Liam Williams is the most soulful, daring, intellectually unabashed young comedian in the country. His Foster's-nominated debut hour, which plays at the Soho Theatre this week, is comedy-as-poetry, his very own 'Love Song of J. Alfred Prufrock', a mock-heroic bildungsroman of a set splashed with haggard beauty, Yorkshire melancholy and wanking-at-ten-past-three candour. This is laughter in the dark night of the soul, lit by a pale fire of precocity.
Bookworms will find a bed of crimson literary joy in this show, which essentially tells Williams' life story from Yorkshire to Camden and back again whenever he runs out of funds. Lawrence, Eliot, Salinger, Kerouac and McEwan are all name-checked. A rather fun 'pamphlet', which comes free with the show and almost deserves an article of its own, has fingerprints of e.e.cummings, all uncapitalised jigsaw-verse and dizzying thought-swirls.
But it is Philip Larkin whose influence looms darkest: the wit-lashed Northern nihilism; the coupling of the lyrical and the profane; the resentment of parents; the loathing for dead-end jobs; the coarse sexual self-pity. Compare, for instance, Williams' "She's probably got some lover that / Fucks her in her mortgaged flat / And picks her post up off the mat / In afternoons" with Larkin's 'High Windows'.
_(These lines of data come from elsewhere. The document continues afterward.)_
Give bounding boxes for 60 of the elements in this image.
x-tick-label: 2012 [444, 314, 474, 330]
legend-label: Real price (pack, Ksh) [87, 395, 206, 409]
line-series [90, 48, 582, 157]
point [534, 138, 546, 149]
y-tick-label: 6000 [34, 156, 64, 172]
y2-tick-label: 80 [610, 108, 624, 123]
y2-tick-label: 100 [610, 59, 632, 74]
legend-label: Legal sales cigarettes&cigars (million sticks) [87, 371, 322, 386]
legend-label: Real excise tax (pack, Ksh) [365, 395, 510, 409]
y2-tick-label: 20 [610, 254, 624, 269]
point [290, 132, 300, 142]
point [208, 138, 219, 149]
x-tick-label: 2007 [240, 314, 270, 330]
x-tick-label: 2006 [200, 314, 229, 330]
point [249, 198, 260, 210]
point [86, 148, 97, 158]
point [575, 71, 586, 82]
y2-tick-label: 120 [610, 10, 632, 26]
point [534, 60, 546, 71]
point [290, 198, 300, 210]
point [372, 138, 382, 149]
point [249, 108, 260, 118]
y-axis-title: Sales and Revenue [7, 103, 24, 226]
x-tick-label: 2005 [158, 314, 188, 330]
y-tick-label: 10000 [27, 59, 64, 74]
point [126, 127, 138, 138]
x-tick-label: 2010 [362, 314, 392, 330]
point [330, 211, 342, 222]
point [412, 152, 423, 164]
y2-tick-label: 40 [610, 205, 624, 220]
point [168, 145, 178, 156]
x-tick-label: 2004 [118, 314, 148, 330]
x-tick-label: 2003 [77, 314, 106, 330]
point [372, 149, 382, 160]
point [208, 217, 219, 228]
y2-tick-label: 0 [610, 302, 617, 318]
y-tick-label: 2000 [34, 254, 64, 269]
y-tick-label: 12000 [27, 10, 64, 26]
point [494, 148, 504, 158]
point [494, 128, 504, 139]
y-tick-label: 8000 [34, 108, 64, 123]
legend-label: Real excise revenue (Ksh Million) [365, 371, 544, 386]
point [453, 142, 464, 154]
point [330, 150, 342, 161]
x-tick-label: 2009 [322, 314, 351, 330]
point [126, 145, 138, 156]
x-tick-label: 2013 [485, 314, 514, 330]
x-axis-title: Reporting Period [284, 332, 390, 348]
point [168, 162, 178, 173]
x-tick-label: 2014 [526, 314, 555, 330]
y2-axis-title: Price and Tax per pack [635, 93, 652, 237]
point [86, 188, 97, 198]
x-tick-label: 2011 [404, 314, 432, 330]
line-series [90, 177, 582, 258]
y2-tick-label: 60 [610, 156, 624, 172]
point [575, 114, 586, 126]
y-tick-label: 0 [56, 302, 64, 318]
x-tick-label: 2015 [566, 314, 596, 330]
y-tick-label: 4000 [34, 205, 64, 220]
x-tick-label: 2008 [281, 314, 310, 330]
There are notes of other comedians here as well. There's Daniel Kitson in the dexterous mystique. There's Tim Key in the mood-music and faux-serious poetry recitals. There's a bit of Steve Coogan, too: Williams' self-interview at the start, like Alan Partridge's pre-recorded chat with himself in the masterful Mid Morning Matters, is both a reminder to the audience of his recent critical acclaim and a mock-cocky subversion of it. Williams oscillates between struggling artist and conscious caricature, now he's got universal broadsheet approval, a Foster's nom and a girlfriend, but one senses he will never be the shit in the shuttered chateau.
Like Stewart Lee, he smuggles in wry social commentary amongst the lyrical dandelions: his absurdist extrapolation of Time Out quirky date ideas is particularly astute, though perhaps the most conventional of his 'bits' (and the most accessible segment for a ten-minute slot on the likes of Comedy Roadshow. No bad thing at all). He also - like, say, Bo Burnham - satirises the studied whimsy of less original comedians (Venn diagrams!) from the safety zone of an artsy persona.
Williams gets away with all this pimple-scratching for two main reasons. Firstly, he wears the erudition lightly, almost reluctantly, and cauterises the undergraduate showmanship with a hot spike of self-awareness. Secondly, and more importantly, he is blessed with his own scorching idiolect, the sort of burning eloquence that you really don't see in comedy that often (Daniel Kitson excepted). It is so effortless, so drenched in poeticism it makes you wonder why you even bother to speak or write yourself (I've done my best here, but what's the bloody point).
Stopper 'Mongst The Wheat, his Yorkshire semi-pastiche of The Catcher in the Rye, has the rhythm of high literature, but the images are artfully artless ("the snowflakes fell to rest, fucking exhausted from their fall"; "the blanket of snow was like a blanket of snow"). Like the best Flight of the Conchords songs, the parody is so close to the style it mimics that it's almost too 'good' to be funny. Later, the depiction of grim schooldays is worryingly close in timbre to the first hundred, less intentionally ironic pages of Morrissey's (still wonderful) Autobiography.
The writing is remarkable enough, but Williams' delivery is something else. His movement and diction shimmer with the class and certainty of a seasoned character actor, a Jonathan Pryce or a Gabriel Byrne (this also comes through in his work with excellent sketch troupe Sheeps). His voice has a bracken-smoked bonfire rasp and luxuriates in the staccato cadences ("old Yorkshire git"; "he scowled and called me a c*nt"). He is a genuine writer-performer and, despite (or indeed because of) the allusions, a genuine original.
Williams is botanising the asphalt of observational comedy, ensanguining the sky of stand-up. This first set covers a hell of a lot: sex, loneliness, money, class, education, family, the past, the unfenced existence of the comic-as-artist, the arrogant eternity of death. If he is this perceptive and ambitious at twenty-five, God knows how good he'll be in his thirties and forties. Is Williams, as The Guardian apparently suggest, the voice of his generation? I bloody hope so.